И если в «Триптихе» всего несколько раз упоминаемый читатель, собст-венно, еще не воспринимается как некий адресат или предполагаемый собеседник — в «Триптихе» мелькает лишь читатель «критически настроенный», готовый придираться к автору по мелочам, — в «Мореплавателе» автор уже надеется установить с незнакомым адресатом контакт. Здесь уже появляется некое «вы», которое выглядит как приглашение читателю следовать за повест-вователем. Автор здесь обращается к «дорогому моему читателю» напрямую, задает ему вопросы, полагая, что тому со стороны виднее, и не требует немедленных ответов («Но не торопитесь с ответом!»). Автор старается придать своему монологу форму мысленного диалога, хочет почувствовать ответную реакцию адресата («Давайте же, уважаемый и любезный читатель, вместе с вами… спокойно обратим свои лица»; «Итак, мы с вами…») — и в итоге в повествовании появляется «испытанный мой читатель», тот за-служенный собеседник, о котором автор поначалу мог лишь мечтать.
В «Тополе» контакт автора с читателем-другом еще более крепнет. Мучительные вопросы автор теперь задает и себе и читателю. Они вместе готовы спорить с неким «непримиримым судьей» и «несчастными людьми», которые все подвергают сомнению и осмеянию, вместе готовы возражать «отчаявшемуся или злобному голосу» и «настроенному супротивно критику». Среди разноликих голосов автор все отчетливее слышит вселяющий в него уверенность голос «теперь, надеюсь, уже единочувствующих друзей моих». И когда в финале «Тополя» автор восклицает: «Оторви себя от опоры!.. И взлетай! Взлетай же! Ты легок, ты могуч…» — этот призыв он обращает и к самому себе, и к обретенному другу-читателю.
Читатель как персонаж, невидимый, портретно не зафиксированный — по сути, авторский двойник — заслуживает повышенного внимания, однако когда в журнальных редакциях базуновские рукописи оценивали так назы-ваемые «внутренние рецензенты», они читателя-персонажа обычно не замечали, беспокоясь первым делом о читателе конкретном, благополучно здравствующем, и высказывали на сей счет самые разноречивые суждения.

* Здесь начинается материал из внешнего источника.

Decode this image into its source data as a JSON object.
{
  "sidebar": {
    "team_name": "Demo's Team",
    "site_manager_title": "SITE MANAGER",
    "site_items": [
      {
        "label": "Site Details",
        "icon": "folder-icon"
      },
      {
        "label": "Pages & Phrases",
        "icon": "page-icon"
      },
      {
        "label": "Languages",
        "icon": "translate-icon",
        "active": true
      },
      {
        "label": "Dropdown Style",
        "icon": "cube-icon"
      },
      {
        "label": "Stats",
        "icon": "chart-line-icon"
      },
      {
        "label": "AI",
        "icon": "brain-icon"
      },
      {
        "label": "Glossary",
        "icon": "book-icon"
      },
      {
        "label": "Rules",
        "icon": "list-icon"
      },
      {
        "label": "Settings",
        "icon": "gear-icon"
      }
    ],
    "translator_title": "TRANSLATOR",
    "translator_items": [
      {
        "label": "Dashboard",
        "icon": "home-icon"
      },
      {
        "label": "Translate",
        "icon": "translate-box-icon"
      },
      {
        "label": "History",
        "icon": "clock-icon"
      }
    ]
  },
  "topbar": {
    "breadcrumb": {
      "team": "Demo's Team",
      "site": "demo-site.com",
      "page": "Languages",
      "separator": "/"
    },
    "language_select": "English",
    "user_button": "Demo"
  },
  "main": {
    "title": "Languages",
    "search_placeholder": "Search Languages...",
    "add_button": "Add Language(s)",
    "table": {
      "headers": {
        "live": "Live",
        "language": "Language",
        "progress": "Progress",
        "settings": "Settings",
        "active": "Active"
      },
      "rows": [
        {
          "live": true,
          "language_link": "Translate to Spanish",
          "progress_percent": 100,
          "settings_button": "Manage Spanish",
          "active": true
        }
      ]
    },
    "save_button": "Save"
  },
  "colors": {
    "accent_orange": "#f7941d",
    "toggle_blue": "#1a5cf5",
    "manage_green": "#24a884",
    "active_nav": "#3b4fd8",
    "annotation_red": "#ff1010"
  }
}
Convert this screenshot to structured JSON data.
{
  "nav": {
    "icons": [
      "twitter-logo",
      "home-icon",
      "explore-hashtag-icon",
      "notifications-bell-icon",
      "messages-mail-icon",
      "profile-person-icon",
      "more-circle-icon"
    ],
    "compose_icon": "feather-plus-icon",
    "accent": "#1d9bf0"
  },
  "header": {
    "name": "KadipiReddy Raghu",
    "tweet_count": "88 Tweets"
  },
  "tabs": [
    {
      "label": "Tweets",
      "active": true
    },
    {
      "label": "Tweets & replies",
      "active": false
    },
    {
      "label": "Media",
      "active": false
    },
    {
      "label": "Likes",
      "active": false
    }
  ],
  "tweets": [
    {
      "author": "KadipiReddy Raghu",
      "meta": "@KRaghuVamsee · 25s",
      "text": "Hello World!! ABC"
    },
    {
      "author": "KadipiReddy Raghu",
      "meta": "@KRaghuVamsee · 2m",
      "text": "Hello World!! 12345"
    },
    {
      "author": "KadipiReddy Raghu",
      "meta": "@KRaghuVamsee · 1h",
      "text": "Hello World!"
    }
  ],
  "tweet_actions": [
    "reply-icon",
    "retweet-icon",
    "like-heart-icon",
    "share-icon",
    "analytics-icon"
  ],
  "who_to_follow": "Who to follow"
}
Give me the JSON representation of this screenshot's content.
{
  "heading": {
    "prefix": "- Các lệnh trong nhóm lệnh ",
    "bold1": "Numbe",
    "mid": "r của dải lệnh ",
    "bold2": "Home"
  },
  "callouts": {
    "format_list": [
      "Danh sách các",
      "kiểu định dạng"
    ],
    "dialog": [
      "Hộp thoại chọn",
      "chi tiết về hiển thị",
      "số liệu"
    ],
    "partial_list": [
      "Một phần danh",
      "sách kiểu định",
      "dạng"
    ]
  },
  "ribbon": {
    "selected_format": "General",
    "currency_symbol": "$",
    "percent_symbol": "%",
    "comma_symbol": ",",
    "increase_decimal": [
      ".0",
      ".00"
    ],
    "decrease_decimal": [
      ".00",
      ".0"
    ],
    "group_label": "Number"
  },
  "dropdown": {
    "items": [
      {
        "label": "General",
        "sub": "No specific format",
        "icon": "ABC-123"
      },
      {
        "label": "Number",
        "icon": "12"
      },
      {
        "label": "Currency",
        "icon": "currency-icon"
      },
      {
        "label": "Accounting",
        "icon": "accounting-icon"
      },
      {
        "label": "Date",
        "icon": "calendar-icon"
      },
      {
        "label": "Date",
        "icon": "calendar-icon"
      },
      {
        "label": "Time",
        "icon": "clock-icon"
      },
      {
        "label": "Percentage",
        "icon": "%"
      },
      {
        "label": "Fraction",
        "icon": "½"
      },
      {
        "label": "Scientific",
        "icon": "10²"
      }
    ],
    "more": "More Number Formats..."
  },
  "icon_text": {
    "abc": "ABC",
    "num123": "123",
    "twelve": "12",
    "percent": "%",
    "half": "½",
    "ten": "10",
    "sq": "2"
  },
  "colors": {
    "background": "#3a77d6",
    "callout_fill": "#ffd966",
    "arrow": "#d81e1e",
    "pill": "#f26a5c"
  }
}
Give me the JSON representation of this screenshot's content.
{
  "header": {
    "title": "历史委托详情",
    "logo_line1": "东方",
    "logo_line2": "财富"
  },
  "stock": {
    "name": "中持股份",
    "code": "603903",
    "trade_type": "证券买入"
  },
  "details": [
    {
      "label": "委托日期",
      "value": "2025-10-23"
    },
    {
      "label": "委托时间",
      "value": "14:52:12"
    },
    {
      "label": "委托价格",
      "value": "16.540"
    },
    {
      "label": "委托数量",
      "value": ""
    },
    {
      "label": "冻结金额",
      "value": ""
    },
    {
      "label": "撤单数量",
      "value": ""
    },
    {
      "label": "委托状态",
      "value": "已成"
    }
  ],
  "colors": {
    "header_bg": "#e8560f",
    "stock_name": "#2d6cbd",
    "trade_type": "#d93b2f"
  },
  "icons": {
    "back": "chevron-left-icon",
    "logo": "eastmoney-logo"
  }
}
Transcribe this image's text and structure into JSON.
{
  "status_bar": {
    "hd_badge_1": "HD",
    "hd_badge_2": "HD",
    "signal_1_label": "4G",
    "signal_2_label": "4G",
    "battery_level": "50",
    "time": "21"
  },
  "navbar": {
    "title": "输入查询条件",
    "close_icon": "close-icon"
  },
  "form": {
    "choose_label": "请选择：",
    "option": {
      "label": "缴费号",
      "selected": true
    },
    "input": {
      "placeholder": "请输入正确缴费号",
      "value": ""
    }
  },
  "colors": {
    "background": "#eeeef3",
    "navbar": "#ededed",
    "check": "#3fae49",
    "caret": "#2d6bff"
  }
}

Часть рецензентов принимала сторону читателя, недовольного тем, что рассказчик слишком занят собой. В. Непомнящий, например, рецензировавший для «Нового мира» рукопись «Мореплавателя» (1979), жаловался: «…я — читатель — не вижу в рукописи почти ничего, что было бы обращено, так сказать, лично ко мне, ничего, кроме этих деклараций писательского внимания…» Тем не менее он старался быть объективным в своих оценках и предупреждал: «Я не хочу сказать, что повествование вяло или лишено смысла, — нет, все, о чем говорит автор, его бесконечно волнует, это его глубины, и в этом смысле └Мореплаватель“ — глубоко лиричен и философичен, — но беда в том, что читатель-то не взволнован. Он, может быть, удивлен своеобразием и смелостью замысла, восхищен мастерством и слогом, заинтересован любопытными мыслями и неожиданными поворотами ассоциаций, — но он не заражен…»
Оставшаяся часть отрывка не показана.